Personal information
- Born: December 4, 1976 (age 49) Hollywood, California, U.S.
- Listed height: 5 ft 9 in (1.75 m)
- Listed weight: 186 lb (84 kg)

Career information
- College: Brigham Young

Career history
- 2000–2006: Saskatchewan Roughriders
- 2007: Edmonton Eskimos
- 2008–2010: Saskatchewan Roughriders

Awards and highlights
- 3× CFL All-Star (2002, 2003, 2005); 4× CFL West All-Star (2001, 2002, 2003, 2005);
- Stats at CFL.ca (archive)

= Omarr Morgan =

American gridiron football player (born 1976)

Omarr Morgan (born December 4, 1976) is a former Canadian Football League (CFL) cornerback.

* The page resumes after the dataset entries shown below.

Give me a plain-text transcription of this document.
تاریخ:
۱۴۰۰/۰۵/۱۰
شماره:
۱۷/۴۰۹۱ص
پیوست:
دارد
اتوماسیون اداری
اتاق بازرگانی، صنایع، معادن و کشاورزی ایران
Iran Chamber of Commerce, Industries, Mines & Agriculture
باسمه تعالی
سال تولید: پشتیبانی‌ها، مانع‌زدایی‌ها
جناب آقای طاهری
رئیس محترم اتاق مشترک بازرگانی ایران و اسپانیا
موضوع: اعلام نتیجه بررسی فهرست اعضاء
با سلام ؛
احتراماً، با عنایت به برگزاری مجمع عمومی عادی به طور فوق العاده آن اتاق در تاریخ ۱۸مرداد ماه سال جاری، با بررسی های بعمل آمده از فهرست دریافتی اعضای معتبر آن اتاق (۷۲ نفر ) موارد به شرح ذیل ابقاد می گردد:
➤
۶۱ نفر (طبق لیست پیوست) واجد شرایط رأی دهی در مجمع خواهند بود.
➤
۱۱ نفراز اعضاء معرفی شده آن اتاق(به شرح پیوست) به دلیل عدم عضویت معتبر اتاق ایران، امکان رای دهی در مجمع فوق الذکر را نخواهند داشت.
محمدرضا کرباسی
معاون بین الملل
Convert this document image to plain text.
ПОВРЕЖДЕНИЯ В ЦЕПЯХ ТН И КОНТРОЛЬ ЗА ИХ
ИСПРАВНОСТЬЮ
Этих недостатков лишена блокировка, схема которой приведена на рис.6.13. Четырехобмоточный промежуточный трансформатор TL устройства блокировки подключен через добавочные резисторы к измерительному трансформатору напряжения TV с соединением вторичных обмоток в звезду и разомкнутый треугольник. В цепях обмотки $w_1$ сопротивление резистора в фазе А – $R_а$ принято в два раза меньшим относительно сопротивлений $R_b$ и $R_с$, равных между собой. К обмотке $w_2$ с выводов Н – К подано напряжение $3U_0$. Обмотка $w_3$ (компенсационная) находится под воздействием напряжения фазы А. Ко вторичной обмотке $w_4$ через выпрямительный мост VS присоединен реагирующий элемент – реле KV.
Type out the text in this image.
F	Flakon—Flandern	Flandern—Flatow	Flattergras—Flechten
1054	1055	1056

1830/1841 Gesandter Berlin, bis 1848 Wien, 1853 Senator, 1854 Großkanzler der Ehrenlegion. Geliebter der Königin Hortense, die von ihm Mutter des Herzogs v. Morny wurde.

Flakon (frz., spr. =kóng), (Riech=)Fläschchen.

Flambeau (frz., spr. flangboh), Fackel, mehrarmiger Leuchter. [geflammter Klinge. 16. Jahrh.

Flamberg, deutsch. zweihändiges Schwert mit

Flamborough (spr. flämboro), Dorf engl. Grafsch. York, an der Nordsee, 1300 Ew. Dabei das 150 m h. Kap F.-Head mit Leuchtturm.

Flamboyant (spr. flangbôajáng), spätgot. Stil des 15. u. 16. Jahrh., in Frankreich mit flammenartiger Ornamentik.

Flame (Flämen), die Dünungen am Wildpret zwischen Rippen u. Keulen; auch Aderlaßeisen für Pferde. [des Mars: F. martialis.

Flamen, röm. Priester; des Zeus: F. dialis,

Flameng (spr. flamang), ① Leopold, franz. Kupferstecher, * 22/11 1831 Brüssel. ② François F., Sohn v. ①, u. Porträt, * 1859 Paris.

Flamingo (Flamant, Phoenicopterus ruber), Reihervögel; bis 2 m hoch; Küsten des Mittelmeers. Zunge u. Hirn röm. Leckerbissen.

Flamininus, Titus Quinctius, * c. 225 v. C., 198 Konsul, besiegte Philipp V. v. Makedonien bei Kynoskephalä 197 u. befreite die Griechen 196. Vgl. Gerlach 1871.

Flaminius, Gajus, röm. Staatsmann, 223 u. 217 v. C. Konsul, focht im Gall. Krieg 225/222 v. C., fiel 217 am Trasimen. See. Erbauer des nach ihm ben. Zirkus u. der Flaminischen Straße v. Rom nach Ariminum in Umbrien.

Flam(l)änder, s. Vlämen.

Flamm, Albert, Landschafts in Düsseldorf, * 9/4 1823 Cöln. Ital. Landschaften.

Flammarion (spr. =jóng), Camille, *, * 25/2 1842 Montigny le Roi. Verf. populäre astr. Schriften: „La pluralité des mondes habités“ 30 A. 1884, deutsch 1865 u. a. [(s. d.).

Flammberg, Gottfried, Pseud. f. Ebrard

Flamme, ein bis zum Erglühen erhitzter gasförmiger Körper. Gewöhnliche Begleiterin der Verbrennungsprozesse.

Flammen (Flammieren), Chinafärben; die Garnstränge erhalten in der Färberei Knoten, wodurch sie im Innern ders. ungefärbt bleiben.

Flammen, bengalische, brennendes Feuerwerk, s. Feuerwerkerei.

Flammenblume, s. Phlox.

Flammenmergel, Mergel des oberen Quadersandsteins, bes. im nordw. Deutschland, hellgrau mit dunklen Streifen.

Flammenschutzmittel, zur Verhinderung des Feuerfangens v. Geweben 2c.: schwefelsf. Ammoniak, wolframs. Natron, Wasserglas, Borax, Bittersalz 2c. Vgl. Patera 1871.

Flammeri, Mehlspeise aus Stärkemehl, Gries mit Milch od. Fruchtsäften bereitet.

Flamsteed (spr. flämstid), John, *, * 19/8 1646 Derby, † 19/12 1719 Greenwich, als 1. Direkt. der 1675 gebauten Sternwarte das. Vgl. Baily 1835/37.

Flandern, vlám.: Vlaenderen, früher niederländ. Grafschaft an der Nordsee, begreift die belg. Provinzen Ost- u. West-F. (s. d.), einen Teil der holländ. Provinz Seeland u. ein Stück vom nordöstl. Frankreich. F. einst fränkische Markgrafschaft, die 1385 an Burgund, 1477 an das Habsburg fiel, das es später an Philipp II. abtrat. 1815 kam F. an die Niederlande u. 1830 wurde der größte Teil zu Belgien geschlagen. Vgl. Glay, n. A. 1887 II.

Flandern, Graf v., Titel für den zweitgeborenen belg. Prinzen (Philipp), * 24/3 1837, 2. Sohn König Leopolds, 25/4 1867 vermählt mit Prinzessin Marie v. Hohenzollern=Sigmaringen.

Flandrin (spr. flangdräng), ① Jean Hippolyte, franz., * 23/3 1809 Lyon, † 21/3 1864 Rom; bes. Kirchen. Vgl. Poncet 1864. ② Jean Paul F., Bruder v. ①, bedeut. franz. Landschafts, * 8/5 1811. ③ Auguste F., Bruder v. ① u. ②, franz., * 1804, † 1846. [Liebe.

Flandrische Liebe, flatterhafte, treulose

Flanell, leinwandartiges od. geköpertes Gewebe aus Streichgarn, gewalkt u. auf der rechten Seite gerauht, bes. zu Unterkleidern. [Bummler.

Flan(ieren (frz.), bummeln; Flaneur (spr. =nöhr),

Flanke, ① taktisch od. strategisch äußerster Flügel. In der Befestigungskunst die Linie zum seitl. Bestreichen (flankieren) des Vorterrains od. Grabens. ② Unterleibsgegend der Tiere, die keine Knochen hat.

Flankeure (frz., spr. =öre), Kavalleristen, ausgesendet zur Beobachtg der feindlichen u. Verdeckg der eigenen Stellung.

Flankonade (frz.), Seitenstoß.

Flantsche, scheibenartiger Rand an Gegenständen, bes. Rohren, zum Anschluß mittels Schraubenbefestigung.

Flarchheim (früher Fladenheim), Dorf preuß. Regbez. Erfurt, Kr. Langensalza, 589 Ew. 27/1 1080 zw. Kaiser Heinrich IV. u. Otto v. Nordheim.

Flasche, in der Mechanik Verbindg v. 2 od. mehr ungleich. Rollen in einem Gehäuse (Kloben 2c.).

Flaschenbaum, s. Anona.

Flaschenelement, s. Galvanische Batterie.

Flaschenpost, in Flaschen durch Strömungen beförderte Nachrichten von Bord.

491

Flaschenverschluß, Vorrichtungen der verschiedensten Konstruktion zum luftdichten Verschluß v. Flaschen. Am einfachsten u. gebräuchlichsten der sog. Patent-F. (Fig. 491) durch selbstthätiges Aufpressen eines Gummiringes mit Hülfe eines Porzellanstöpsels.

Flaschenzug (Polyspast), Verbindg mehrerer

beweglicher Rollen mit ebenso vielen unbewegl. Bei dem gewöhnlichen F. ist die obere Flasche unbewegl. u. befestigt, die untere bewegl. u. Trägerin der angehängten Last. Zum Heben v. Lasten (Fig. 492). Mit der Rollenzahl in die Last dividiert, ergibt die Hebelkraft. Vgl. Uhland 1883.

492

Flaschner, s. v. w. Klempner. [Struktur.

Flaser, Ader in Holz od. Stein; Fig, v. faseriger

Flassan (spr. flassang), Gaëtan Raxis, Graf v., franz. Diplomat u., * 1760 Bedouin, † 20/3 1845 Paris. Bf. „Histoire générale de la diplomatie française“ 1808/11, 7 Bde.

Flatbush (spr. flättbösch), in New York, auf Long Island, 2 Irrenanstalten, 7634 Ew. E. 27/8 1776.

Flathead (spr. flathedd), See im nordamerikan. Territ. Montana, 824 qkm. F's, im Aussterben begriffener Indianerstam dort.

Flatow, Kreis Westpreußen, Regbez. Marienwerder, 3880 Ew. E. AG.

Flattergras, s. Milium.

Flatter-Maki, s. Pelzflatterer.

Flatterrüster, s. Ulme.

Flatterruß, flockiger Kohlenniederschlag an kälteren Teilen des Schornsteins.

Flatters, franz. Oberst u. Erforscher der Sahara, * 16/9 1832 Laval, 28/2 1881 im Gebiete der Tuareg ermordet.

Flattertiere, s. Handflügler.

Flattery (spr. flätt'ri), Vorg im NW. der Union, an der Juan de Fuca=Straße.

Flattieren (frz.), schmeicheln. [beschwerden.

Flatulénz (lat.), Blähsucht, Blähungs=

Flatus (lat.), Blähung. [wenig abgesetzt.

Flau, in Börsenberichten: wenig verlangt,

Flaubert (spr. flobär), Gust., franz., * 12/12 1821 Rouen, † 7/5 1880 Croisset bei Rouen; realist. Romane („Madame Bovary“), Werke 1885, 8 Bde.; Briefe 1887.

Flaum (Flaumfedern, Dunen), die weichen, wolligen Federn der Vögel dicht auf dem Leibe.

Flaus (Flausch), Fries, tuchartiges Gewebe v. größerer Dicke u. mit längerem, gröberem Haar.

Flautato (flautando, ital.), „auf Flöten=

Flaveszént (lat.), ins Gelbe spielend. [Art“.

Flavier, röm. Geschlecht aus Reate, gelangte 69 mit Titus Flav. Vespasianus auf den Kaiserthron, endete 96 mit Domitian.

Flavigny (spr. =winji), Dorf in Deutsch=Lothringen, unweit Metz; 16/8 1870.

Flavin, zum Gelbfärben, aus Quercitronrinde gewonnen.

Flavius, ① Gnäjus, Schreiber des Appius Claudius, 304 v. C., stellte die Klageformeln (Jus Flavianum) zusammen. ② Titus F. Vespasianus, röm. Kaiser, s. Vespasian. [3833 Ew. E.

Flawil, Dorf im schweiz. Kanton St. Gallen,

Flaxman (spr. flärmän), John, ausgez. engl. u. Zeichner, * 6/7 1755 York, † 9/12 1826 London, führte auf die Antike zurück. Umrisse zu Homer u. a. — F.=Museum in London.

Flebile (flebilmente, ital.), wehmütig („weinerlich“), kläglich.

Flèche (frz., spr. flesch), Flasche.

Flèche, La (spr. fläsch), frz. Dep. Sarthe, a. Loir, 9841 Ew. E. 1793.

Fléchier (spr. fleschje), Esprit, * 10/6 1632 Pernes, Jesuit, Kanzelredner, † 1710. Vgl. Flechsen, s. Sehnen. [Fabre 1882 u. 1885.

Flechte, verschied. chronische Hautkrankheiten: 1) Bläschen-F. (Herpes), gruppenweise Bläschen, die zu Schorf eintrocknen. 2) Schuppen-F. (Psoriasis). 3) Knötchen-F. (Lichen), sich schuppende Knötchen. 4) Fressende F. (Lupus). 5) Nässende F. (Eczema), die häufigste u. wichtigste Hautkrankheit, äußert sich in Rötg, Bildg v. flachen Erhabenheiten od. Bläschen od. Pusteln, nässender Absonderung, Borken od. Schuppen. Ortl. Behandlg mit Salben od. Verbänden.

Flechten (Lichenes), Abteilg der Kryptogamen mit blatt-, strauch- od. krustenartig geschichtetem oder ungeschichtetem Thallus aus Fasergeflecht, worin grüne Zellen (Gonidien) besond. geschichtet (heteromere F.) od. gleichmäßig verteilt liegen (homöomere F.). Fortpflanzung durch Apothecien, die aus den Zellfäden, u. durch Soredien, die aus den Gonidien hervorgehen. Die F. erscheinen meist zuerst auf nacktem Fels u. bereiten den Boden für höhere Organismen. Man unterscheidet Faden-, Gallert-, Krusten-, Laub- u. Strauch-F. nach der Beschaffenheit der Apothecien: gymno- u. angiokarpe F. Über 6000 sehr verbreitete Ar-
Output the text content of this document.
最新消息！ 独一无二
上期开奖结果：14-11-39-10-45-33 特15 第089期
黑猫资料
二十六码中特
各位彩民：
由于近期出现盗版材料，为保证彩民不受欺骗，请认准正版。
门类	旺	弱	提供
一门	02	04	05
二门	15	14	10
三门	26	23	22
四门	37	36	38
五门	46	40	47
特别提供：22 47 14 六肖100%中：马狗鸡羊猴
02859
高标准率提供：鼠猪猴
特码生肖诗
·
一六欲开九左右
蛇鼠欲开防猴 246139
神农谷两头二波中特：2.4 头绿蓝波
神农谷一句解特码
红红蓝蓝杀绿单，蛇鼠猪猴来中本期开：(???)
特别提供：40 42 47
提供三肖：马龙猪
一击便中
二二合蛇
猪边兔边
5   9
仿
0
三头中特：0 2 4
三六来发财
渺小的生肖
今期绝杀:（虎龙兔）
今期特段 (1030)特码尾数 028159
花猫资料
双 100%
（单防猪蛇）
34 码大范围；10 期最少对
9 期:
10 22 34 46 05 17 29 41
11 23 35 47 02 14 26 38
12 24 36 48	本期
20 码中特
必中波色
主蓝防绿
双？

In college, Morgan played for Brigham Young University. He was signed as a free agent by Saskatchewan in 1999, but didn't make the team until 2000 when the Roy Shivers regime took over the Roughriders franchise. Since that time, he had been a mainstay in the Riders' defensive secondary playing the weak-side corner position. He was named to the CFL All-Star team in 2002, 2003, and 2005. He attended the St. Louis Rams' (National Football League) training camp in 1998. He was the only player in the 1998 Senior Bowl not drafted into the NFL.

In February 2007, he was signed by the Eskimos. He was signed by Saskatchewan again in 2008 as a free agent.

On February 28, 2011, Morgan was released by the Saskatchewan Roughriders.